ポン・デ・ケージョの誕生秘話

日本でも見かけることのある「ポン・デ・ケージョ(pão de queijo)」は、直訳すると「チーズのパン」という意味があります。その名の通り、中にチーズが入った丸いパンで、もちもちとした食感が日本人の好みにも良く合います。ブラジルでは、朝食で食べられることが多く、軽食屋やポン・デ・ケージョの専門店などでも食べることのできる身近な食品です。

ポン・デ・ケージョの専門店(Casa do Pão de Queijo)

ポン・デ・ケージョの誕生秘話

ポン・デ・ケージョがどのようにして誕生したのか、という点に関しては確かな証拠が残っていません。有力な説としては、18世紀にミナス・ジェライス地方にある大農場で誕生したという説があります。

農場主たちにはパンを食べる習慣がありましたが、当時は小麦粉を入手するのが今と違って困難でした。当時、ブラジルでは小麦を生産しておらず、輸入品に頼っていたのです。輸入した小麦粉は、価格が高い上に、品質も良くない場合がありました。

それでも、料理人は農場主のためにパンを用意する必要があったので、ポウヴィーリョ(polvilho)と呼ばれるマンジョッカ芋の粉を使ってパンを焼くことにしました。ブラジルの国民食、マンジョッカであれば、安く容易に調達が可能だったのです。

同じ時代に、ミナス・ジェライス地方で山積みになったチーズの在庫が、時間の経過とともに固くなり、それがミナス・ジェライス特産の乾燥チーズ(queijo curado)になりました。この乾燥チーズをそのまま捨てるのがもったいないので、これを擦りおろして、マンジョッカ芋の粉で作るパンの材料の中に入れるようになりました。これが、有名なポン・デ・ケージョの誕生の習慣であると言われています。

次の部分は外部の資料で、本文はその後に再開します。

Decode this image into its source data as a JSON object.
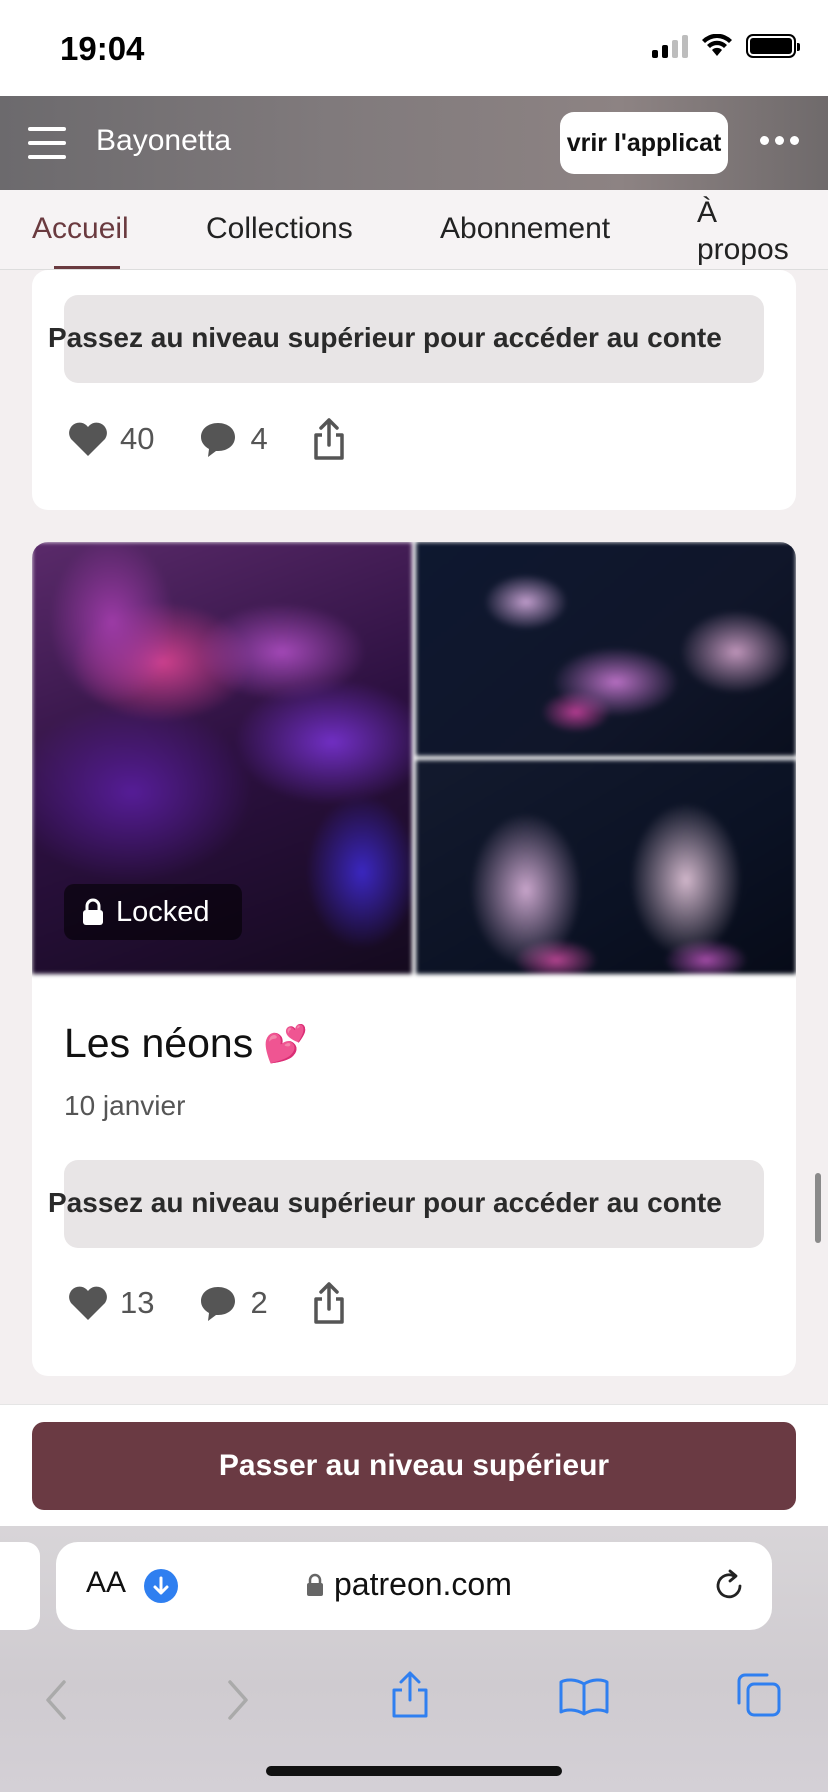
{
  "status_bar": {
    "time": "19:04"
  },
  "header": {
    "creator_name": "Bayonetta",
    "open_app_label": "vrir l'applicat"
  },
  "tabs": [
    {
      "label": "Accueil",
      "active": true
    },
    {
      "label": "Collections",
      "active": false
    },
    {
      "label": "Abonnement",
      "active": false
    },
    {
      "label": "À propos",
      "active": false
    }
  ],
  "posts": [
    {
      "upgrade_prompt": "Passez au niveau supérieur pour accéder au conte",
      "likes": "40",
      "comments": "4"
    },
    {
      "locked_label": "Locked",
      "title": "Les néons",
      "title_emoji": "💕",
      "date": "10 janvier",
      "upgrade_prompt": "Passez au niveau supérieur pour accéder au conte",
      "likes": "13",
      "comments": "2"
    }
  ],
  "upgrade_button_label": "Passer au niveau supérieur",
  "browser": {
    "aa_label": "AA",
    "url": "patreon.com"
  },
  "colors": {
    "accent": "#6a3a43",
    "tab_active": "#6a3a3f",
    "safari_blue": "#2f7ff0"
  }
}
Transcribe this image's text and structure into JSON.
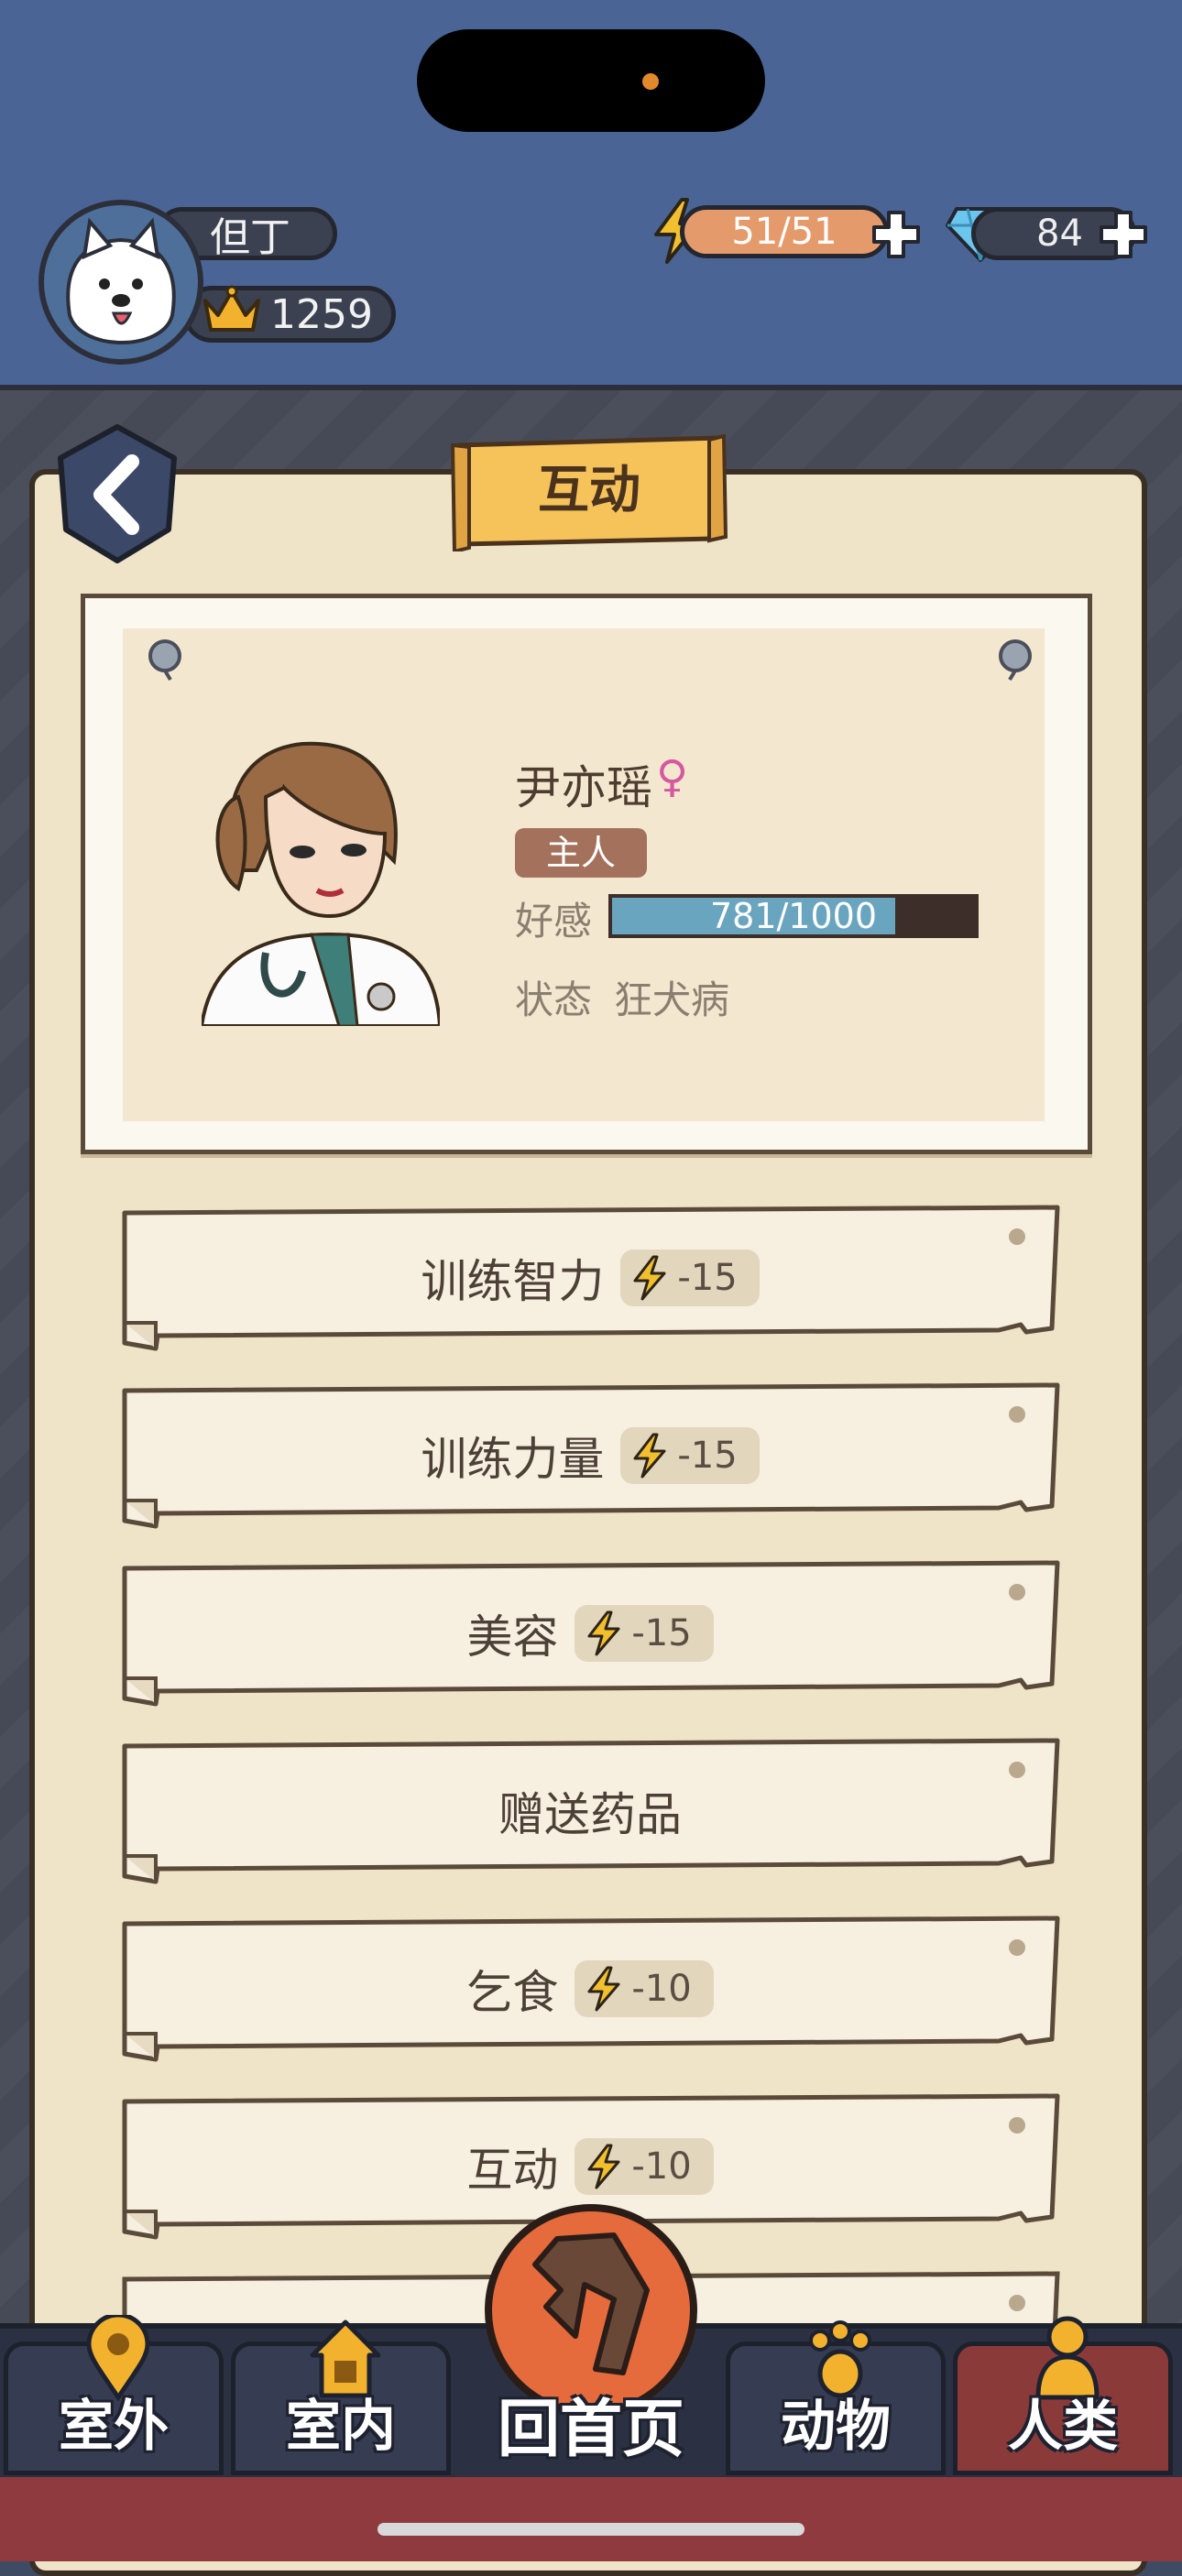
{
  "player": {
    "name": "但丁",
    "crowns": "1259"
  },
  "resources": {
    "energy": "51/51",
    "gems": "84"
  },
  "page": {
    "title": "互动"
  },
  "character": {
    "name": "尹亦瑶",
    "gender_symbol": "♀",
    "role": "主人",
    "favor_label": "好感",
    "favor_text": "781/1000",
    "favor_value": 781,
    "favor_max": 1000,
    "status_label": "状态",
    "status_value": "狂犬病"
  },
  "actions": [
    {
      "label": "训练智力",
      "cost": "-15"
    },
    {
      "label": "训练力量",
      "cost": "-15"
    },
    {
      "label": "美容",
      "cost": "-15"
    },
    {
      "label": "赠送药品",
      "cost": ""
    },
    {
      "label": "乞食",
      "cost": "-10"
    },
    {
      "label": "互动",
      "cost": "-10"
    }
  ],
  "nav": {
    "outdoor": "室外",
    "indoor": "室内",
    "home": "回首页",
    "animals": "动物",
    "humans": "人类"
  },
  "colors": {
    "header_blue": "#4a6595",
    "parchment": "#efe3c8",
    "favor_fill": "#6aa5bf",
    "energy_orange": "#e59a6c",
    "active_tab": "#8b3a3a"
  }
}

このように、ポン・デ・ケージョはミナス・ジェライス地方で誕生し、その後1950年代にブラジル全体、及び海外にまで広がっていったと言われています。

ポン・デ・ケージョはパンではない?

ポン・デ・ケージョは、「pão=パン」という名前を冠していますが、正確には小麦粉では無くマンジョッカ芋の粉を使っているので、マンジョッカ・パンとでも言うべきかもしれません。

原材料には、マンジョッカ芋の粉、ミナスのチーズ、卵、牛乳が使われています。小麦粉が使用されていないので、グルテン・アレルギーの人でも食べることができます。

我が家でポン・デ・ケージョを作ってみた

ホテルの朝食などで食べるポン・デ・ケージョは、時間が経って味がイマイチなことがあるのですが、家で作れば焼きたてのおいしいポン・デ・ケージョが食べられます。ブラジルでは、冷凍食品コーナーにポン・デ・ケージョの生地を冷凍したものが売られているので、家庭で作るのも簡単です。

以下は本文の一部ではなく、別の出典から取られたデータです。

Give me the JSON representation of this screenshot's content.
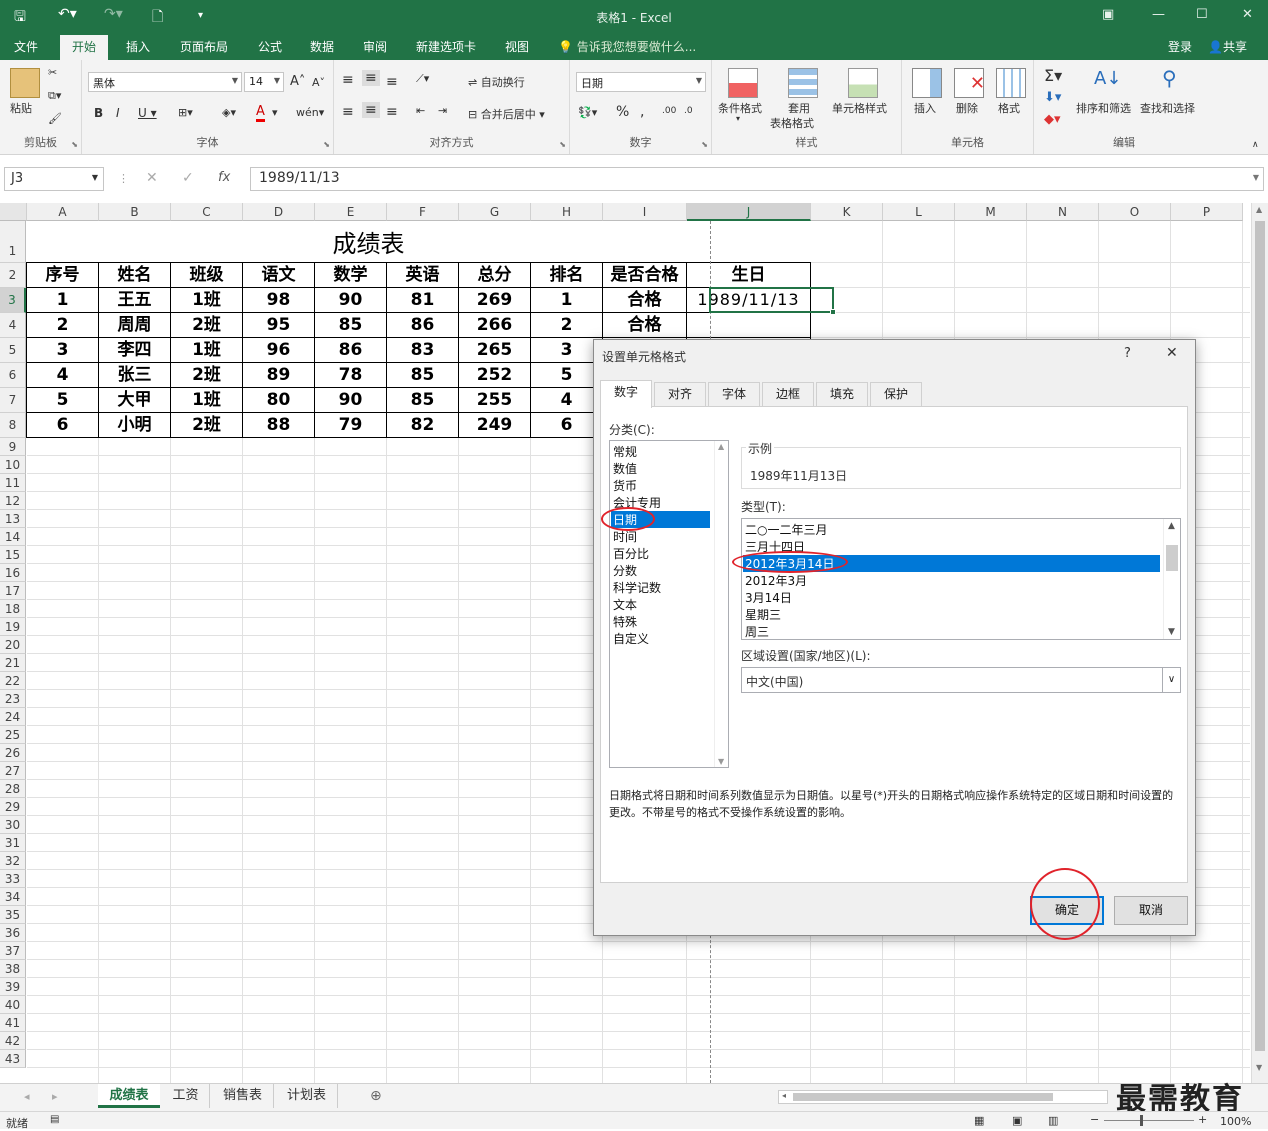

ブラジルの台所では、ガスレンジに必ずと言って良いほどオーブンが付いています。まず、このオーブンを10分温めます。オーブンが温まったら、耐熱皿に並べた冷凍のポン・デ・ケージョをオーブンの中に入れます。それから、30~40分ほど焼きます。表面が固くなるので、焼きすぎには注意が必要です。

焼き上がったポン・デ・ケージョは、温かいうちに食べるのがおすすめです。